JIA is a well-known childhood disease with chronic pain being one of the symptoms. Objective quantification of changes in somatosensory processing such as QST in children with JIA aids in better understanding of pain in this disease. We show here that the German Research Network on Neuropathic Pain validated QST protocol is feasible in Dutch children aged 9 years and up, but not in children between 6-8 years of age.
Importantly, we identified that the pressure pain threshold is reduced at the inflamed and contralateral knee of JIA patients compared to healthy controls, whilst other pain thresholds did not differ from healthy control. Unexpectedly, the cold detection threshold was reduced only in the unaffected knee of JIA patients, while no significant differences were detected in the affected knee of JIA patients compared to controls. Possibly, the study population was too small to show significant CDT change in the ipsilateral knee. In conclusion, in our JIA patient population, Cold Detection Test and Pressure Pain Test were significantly different between JIA patients and healthy controls.

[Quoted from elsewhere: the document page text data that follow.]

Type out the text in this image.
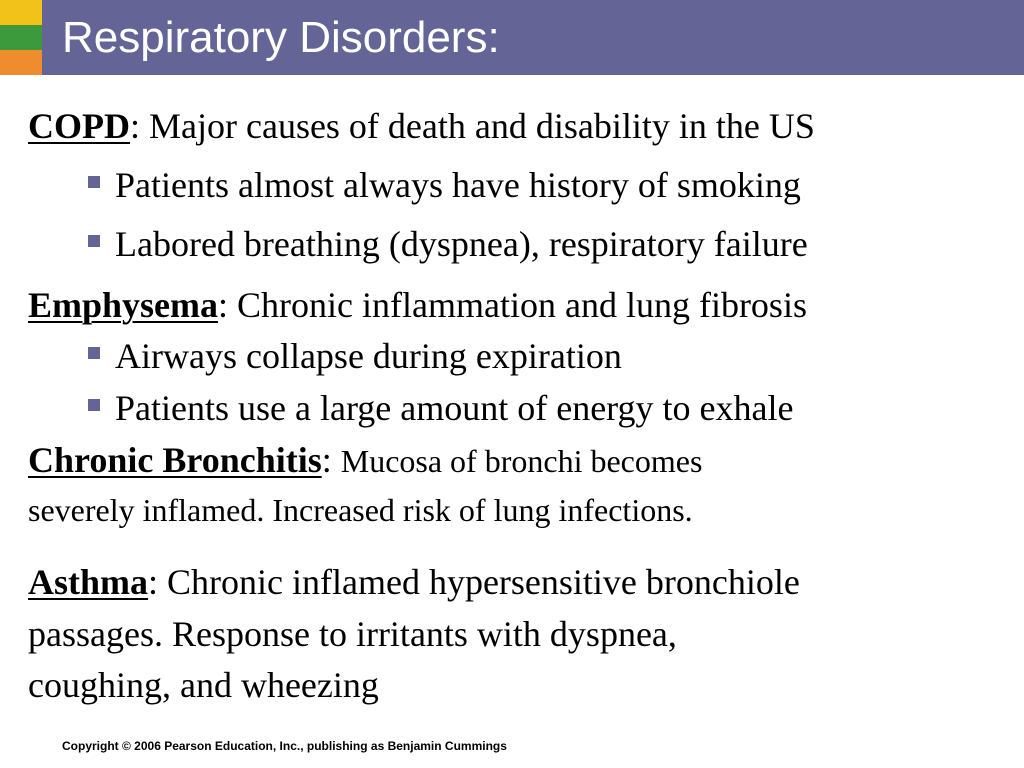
Respiratory Disorders:
COPD: Major causes of death and disability in the US
Patients almost always have history of smoking
Labored breathing (dyspnea), respiratory failure
Emphysema: Chronic inflammation and lung fibrosis
Airways collapse during expiration
Patients use a large amount of energy to exhale
Chronic Bronchitis: Mucosa of bronchi becomes
severely inflamed. Increased risk of lung infections.
Asthma: Chronic inflamed hypersensitive bronchiole
passages. Response to irritants with dyspnea,
coughing, and wheezing
Copyright © 2006 Pearson Education, Inc., publishing as Benjamin Cummings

We detected a reduction in PPT at both the ipsi- and unaffected contralateral knee of JIA patients, indicating a generalized enhanced pain sensitivity (of hyperalgesic response) to pressure stimuli. Although others also have found that a unilateral inflammation induces a bilateral reduction in PPT in patients with JIA, we now confirm these findings with validated and standardized QST measures. The question rises why in both the affected and unaffected knee changes in PPT were observed. In adult rheumatoid arthritis patients, pain symptoms often arise before clinical manifestation of the arthritis, thus by analogy the possibility exists that some of JIA patients had subclinical inflammation at the contralateral knee causing the reduction in PPT. Alternatively, in JIA patients systemic inflammatory responses may cause bilateral reduction in PPT. For example, experimental systemic inflammation induced with an i.v. bolus with lipopolysacharide induced a generalized reduction in pressure pain threshold in healthy volunteers. Similarly, in patients with a unilateral neuropathy, pain sensory abnormalities, in particular for pressure pain threshold, were also observed at the non-affected site. It has been proposed that spreading of spinal glial activation and central sensitization induces bilateral alterations in sensory detection thresholds in preclinical mouse studies and pilot data in JIA patients. However, it remains to be determined whether such spinal changes occur in patients with JIA.
Importantly, the most frequent site of pain in JIA is the knee, and changes in sensory modalities specifically in the knee joint has not been studied in the context of JIA.
An earlier study has included QST measures of the knee of JIA patients, however, these knee QST datasets were combined with datasets of the ankle joint to compare active (n=17) and in-active joints (n=12). Whether the combined knee and ankle joint thresholds differed from that of healthy controls was not reported. In this study, we assessed sensory changes specifically at the knee of 21 healthy controls and 21 JIA patients with an active and inactive inflamed knee. We observed that only two sensory modalities (CDT and PPT) at the knee were affected compared to healthy control knee. No significant differences were observed between the inflamed and unaffected contralateral knee, similar to what was previously observed when knee and ankle joints were combined. An earlier study by Cornelissen et al. showed significant differences for all QST modalities when the inflammation of the ankle, knee or face was compared to the thenar eminence of a healthy control. However, QST data obtained from different joints is difficult to compare, as sensory thresholds of each joint are different. For example, the density of nerve endings at the thenar eminence is higher than at the knee, reducing the discriminatory sensitivity at the knee compared to the hand.
One limitation of this study is that the average duration of JIA was 6.2 years at the time of study. Thus the data represent sensory changes associated with chronic inflammation. Future studies could focus on sensory changes at the onset of rheumatic disease and how these changes correlate to pain levels during later stages of the disease. Also, in this population, medication was used extensively and ranged from NSAIDs to DMARDs. These drugs are known to have a dampening effect on pain, and as such could have affected pain VAS score and possible even QST measures
In conclusion, this study provides information that in Dutch children, the complete QST protocol is only feasible in the age group from 9 years and older, because children younger than 9 years were not able to complete the more extended DFNS QST test battery. In future studies, a reduced set of QST tests containing at least pressure pain thresholds and cold detection thresholds could prove to be better suited to the pediatric arthritis population, with the purpose of identifying patients with persistent changes in somatosensory processing.